After Stick's Mom disappeared, we only saw Stick intermittently. At least 4 years old, she alternated between solitary stints in the area of her playful youth (The old neighborhood) and social stints in small riotous groups of other young adults elsewhere in the study area (Rain dance).
One morning last spring, Stick foraged alone off a small island. Mostly submerged, she searched an area the size of a football field. As she scanned for breakfast, the hydrophone tracked her streams of echolocation clicks between placid slaps of water and the various gulps and squeaks of other sea creatures.
Then she whistled. An answering whistle sounded in the distance. I said to assistant Marie Dahlberg, 'There's another dolphin on the other side of the island. Let's see who it is."
We drifted and listened. After more whistle exchanges, the second dolphin came out from behind the island. It was Jagger, heading straight for Stick. She stopped foraging and too approached directly. They met up, turned together and swam side-by-side for about 20 yards. Then they split up. Jagger continued north, leaving entirely. Stick resumed foraging.
Theorists propose that food and sex dictate mammalian travel patterns. Males travel in search of females; they remain with receptive females but otherwise continue their quest. Females travel in search of food. So Stick and Jagger's brief exchange may have merely reflected this central age-old behavior.

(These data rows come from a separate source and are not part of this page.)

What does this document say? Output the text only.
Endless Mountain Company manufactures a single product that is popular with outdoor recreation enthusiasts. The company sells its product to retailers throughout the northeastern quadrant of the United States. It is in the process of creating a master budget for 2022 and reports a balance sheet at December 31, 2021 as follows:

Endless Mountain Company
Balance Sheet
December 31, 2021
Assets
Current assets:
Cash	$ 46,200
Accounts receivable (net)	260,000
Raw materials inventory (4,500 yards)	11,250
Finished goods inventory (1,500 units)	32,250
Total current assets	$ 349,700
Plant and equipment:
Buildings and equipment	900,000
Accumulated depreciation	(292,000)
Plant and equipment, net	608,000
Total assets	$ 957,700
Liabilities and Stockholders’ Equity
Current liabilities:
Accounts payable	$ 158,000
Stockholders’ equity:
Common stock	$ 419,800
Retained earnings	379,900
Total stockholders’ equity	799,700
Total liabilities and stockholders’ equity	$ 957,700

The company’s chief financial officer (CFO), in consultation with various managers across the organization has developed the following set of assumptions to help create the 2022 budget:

On the other hand, their brief interaction seemed so relaxed. It reminded me of the comfortability of good friends who fall easily into step and just as easily relinquish the contact.
Personally poignant was how their moment looked like Stick and Stick's Mom together once again. Science notwithstanding, I miss Stick's Mom.
The ease of their brief interaction was notable in a broader context: That was virtually the only time we've seen Stick and Jagger together though each spent the summer here. What vital signs obvious to the dolphins do we miss during observation? What if they're siblings?